Winter Warmer ales are like gingerbread and cognac wrapped up in a beer. Start with a good-tasting beer foundation, add some spice on top, and finish with some alcoholic warmth. This recipe clocks in at around 8.7% ABV.
Note: The recipe below is for extract brewing a 5.5-gallon batch. For an all-grain alternative, substitute 16 pounds of pale 2-row malt (such as Golden Promise or Maris Otter) for the pale ale LME. You can add the specialty grains to the mash, or steep them as you would for the extract version. Mash at 152°F. Sparge and lauter the mash into the kettle and bring to a boil, then proceed to step 4 below.
- Wyeast 1028 London Ale
- Steeping Grains
- 12 ounces Crystal 120°L
- 8 ounces Crystal 40°L
- 4 ounces chocolate malt
- 4 ounces black patent malt
- 12.5 pounds pale ale liquid malt extract (LME)
- 1/2 cup molasses (optional), not blackstrap
- 1 ounce Magnum 15% AA for 60 minutes
- 1/2 teaspoon cinnamon for 1 minute
- 1/2 teaspoon ground ginger for 1 minute
- 1/8 teaspoon ground cardamom for 1 minute
- 1/8 teaspoon ground nutmeg for 1 minute
One day before brew day, make a starter with your yeast.
Heat 1 gallon of water to 170°F. Remove from heat and add steeping grains to the water, contained in a mesh bag. Cover and let steep for 1 hour, then discard the malt.
Bring 3 gallons water to a boil. Add steeping tea from Step 2. Slowly add extract and molasses, if using, stirring. Add enough water to reach a total of 7 gallons. Bring to a boil on high heat.
When you reach a boil, start a countdown timer for 90 minutes. Add hops quantities at 60 minutes left and spices at 1 minute left.
At the end of 90 minutes, remove from heat. Cool the wort to below 70°F with an ice bath or a wort chiller. Remember to keep things sanitary for every stage after the boil.

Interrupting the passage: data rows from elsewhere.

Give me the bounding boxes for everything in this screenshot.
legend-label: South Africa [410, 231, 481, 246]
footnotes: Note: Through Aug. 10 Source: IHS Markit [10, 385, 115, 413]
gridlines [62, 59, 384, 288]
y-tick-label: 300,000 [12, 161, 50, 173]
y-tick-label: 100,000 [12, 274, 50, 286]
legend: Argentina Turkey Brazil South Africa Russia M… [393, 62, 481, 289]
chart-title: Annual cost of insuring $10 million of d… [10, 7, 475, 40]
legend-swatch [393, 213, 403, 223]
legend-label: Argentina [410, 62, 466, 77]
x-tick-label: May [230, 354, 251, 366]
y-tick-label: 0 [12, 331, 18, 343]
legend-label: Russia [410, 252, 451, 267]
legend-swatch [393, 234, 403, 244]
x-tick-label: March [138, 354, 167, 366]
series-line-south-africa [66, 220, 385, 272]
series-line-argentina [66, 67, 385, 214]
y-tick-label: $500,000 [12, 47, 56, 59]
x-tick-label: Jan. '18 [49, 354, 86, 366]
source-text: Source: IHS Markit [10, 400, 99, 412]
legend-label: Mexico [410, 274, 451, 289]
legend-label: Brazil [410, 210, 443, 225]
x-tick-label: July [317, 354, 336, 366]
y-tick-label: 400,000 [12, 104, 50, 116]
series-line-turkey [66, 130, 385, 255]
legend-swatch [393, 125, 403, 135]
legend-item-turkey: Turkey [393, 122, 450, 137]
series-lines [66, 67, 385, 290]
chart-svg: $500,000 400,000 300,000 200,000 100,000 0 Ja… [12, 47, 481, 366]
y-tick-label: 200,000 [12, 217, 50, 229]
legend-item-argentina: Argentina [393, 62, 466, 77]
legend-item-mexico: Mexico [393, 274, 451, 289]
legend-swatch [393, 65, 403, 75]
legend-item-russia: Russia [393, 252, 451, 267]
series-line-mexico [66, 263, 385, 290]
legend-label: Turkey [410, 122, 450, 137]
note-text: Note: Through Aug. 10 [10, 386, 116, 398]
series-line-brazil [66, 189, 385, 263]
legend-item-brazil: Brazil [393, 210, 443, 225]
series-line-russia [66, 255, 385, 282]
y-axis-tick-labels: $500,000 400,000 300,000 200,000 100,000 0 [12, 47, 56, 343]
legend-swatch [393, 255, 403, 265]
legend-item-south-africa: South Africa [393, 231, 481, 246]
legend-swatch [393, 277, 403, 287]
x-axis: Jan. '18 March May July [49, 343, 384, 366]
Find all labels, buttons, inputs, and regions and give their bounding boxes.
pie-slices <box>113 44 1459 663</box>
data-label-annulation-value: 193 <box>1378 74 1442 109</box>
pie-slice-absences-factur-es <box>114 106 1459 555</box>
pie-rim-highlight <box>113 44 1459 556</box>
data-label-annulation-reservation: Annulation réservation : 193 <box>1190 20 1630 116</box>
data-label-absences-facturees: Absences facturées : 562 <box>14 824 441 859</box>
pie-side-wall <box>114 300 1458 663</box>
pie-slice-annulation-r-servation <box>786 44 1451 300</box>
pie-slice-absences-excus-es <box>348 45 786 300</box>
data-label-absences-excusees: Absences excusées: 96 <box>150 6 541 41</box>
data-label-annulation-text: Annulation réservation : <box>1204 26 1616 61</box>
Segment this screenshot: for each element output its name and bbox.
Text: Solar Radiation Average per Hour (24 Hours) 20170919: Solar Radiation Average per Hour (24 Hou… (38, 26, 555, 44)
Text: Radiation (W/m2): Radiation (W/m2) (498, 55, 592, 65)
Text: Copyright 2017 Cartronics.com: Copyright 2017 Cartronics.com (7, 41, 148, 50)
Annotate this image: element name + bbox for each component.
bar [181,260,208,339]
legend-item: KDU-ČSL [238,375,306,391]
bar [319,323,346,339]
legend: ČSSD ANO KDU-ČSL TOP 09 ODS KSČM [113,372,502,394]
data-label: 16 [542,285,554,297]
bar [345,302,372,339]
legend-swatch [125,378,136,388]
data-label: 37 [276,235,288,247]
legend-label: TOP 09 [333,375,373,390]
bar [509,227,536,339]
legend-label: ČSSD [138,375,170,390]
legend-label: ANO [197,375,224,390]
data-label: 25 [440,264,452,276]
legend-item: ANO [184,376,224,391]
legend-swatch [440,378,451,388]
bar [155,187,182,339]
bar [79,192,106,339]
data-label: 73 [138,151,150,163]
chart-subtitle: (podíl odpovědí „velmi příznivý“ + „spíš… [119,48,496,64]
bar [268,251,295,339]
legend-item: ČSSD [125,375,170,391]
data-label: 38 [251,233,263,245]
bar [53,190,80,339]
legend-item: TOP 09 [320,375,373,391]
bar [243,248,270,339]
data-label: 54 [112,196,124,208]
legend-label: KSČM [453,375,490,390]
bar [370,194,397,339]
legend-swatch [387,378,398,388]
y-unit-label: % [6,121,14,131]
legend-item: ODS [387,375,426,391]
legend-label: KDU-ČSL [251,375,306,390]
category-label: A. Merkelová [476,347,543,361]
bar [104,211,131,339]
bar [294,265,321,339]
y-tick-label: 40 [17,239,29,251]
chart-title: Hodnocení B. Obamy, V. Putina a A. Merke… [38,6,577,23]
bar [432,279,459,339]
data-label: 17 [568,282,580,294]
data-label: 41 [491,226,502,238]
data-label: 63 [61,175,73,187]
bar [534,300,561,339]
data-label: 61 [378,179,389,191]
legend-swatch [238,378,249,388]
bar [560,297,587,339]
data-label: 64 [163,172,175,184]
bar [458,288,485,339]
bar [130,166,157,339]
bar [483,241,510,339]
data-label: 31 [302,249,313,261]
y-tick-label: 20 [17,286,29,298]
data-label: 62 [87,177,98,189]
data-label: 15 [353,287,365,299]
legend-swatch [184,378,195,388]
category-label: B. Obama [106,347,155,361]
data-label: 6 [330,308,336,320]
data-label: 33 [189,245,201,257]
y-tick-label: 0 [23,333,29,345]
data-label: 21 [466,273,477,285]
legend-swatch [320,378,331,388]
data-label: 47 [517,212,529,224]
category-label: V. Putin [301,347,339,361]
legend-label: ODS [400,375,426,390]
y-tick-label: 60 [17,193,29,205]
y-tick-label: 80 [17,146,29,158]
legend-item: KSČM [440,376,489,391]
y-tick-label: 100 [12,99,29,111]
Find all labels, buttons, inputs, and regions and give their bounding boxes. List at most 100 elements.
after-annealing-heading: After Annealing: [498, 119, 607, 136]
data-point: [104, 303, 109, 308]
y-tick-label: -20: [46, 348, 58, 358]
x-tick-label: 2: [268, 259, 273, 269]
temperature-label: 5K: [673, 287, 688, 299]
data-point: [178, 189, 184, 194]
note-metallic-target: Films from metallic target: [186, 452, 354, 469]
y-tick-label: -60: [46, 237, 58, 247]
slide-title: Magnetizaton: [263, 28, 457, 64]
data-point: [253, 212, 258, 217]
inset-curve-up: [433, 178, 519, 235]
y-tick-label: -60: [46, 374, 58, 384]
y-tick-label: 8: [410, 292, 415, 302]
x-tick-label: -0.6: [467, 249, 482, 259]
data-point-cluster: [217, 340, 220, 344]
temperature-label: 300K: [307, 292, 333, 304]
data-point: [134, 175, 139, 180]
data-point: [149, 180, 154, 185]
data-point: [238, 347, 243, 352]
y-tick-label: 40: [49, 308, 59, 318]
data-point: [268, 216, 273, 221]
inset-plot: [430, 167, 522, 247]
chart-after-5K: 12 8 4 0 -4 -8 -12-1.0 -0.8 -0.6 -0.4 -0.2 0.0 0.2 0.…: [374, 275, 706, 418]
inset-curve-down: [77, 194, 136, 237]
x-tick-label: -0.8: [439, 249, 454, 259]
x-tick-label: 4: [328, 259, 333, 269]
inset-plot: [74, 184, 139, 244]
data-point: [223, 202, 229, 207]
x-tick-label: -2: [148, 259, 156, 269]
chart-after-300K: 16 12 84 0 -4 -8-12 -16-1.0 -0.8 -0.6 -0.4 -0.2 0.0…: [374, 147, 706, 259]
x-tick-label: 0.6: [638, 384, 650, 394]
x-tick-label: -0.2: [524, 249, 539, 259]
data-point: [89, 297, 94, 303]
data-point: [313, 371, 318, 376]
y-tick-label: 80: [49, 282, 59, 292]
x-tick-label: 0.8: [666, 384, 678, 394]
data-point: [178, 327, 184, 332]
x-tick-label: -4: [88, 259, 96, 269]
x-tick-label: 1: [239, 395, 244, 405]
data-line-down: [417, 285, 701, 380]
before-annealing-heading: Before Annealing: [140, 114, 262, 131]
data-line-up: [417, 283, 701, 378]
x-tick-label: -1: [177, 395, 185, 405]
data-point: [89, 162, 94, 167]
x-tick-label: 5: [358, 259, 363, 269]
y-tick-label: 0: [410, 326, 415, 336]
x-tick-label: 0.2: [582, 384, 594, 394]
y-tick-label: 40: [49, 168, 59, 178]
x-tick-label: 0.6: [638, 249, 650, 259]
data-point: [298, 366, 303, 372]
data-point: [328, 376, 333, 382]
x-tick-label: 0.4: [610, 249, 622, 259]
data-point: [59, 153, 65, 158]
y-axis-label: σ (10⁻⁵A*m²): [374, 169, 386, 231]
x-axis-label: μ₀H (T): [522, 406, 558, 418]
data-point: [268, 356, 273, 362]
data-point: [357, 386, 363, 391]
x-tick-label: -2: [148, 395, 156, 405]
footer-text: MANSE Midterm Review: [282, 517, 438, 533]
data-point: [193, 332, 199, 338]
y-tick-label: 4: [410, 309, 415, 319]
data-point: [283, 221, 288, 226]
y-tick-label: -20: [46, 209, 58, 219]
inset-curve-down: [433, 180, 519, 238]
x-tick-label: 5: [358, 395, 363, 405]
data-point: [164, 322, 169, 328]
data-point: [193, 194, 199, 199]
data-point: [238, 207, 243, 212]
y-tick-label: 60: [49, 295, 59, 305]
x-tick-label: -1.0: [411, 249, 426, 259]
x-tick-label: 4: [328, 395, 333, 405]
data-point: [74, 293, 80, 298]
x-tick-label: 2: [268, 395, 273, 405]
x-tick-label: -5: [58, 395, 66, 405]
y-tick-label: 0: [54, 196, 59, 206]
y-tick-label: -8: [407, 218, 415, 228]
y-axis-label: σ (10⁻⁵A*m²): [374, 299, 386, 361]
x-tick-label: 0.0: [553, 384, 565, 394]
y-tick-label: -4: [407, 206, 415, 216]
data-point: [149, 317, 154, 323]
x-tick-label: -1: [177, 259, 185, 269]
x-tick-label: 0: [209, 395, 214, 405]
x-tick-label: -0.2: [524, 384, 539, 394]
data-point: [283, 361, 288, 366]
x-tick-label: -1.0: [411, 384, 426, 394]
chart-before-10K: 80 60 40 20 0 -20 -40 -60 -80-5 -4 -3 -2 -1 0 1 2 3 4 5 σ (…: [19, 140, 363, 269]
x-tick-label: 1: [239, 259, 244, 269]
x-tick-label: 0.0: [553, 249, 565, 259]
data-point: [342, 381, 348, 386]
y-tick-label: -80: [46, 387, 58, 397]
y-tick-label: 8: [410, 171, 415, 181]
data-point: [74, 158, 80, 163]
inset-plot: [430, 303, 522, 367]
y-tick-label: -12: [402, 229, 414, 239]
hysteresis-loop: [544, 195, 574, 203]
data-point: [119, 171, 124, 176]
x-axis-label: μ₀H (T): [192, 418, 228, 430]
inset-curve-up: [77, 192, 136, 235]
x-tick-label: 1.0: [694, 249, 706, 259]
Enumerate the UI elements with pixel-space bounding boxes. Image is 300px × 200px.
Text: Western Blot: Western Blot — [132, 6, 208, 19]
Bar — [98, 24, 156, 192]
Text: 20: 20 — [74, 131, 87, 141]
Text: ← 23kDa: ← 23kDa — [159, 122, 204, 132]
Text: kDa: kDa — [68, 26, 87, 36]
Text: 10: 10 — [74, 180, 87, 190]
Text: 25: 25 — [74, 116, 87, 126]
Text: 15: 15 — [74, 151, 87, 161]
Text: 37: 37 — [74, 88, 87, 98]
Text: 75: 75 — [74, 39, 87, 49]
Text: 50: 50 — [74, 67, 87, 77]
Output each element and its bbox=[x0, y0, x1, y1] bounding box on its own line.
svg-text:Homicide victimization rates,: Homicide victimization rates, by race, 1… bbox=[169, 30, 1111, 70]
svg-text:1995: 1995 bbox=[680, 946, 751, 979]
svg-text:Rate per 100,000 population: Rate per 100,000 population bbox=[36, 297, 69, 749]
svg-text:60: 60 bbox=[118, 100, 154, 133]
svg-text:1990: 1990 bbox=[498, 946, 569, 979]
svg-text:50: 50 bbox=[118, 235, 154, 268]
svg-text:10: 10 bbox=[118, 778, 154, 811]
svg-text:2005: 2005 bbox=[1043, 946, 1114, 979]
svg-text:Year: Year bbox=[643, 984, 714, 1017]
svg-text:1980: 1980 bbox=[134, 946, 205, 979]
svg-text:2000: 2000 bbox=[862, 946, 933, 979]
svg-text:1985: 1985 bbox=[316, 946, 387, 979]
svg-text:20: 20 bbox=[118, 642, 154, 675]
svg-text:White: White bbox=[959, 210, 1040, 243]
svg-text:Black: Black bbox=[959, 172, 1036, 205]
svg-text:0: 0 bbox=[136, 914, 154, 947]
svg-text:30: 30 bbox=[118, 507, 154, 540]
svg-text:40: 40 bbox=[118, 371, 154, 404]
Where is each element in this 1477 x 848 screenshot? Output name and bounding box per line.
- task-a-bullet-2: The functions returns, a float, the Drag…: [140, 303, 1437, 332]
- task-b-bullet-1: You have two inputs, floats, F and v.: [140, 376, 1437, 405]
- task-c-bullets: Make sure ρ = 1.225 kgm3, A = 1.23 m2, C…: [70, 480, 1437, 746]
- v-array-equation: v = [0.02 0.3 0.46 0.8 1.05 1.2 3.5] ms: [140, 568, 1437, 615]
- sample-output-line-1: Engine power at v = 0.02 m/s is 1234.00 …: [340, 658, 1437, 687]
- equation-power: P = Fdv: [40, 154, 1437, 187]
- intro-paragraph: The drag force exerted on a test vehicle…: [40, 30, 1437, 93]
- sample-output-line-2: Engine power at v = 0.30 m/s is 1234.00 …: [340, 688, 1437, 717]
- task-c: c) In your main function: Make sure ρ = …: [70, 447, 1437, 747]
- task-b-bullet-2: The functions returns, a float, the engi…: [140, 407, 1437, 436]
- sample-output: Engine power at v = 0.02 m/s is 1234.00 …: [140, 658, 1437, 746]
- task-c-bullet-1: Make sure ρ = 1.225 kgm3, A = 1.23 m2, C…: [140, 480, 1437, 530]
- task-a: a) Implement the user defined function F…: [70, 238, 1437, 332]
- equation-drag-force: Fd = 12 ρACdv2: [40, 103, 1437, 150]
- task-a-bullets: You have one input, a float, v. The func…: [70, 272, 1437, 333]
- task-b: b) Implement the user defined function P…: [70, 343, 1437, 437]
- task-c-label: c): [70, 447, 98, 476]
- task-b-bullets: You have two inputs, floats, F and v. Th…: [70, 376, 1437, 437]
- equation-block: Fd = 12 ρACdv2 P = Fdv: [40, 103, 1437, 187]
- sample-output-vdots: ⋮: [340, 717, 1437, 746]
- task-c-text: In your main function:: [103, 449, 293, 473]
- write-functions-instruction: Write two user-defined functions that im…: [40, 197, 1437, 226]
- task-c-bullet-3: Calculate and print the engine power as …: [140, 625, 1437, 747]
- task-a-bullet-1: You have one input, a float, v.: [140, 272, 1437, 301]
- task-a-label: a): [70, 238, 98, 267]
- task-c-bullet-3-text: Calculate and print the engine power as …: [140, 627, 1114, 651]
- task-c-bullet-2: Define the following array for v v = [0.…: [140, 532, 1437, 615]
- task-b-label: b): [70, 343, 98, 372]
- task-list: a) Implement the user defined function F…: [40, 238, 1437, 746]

Transfer the wort to a sanitized fermentation bucket or carboy. Add an airlock and cool to 62°F. Also cool the yeast starter to 62°F.
Once the wort reaches 62°F, aerate the wort and pitch the yeast.
Let the beer temperature rise to 68°F, hold there at least three days, then let it rise as high as 74°F until fermentation is complete.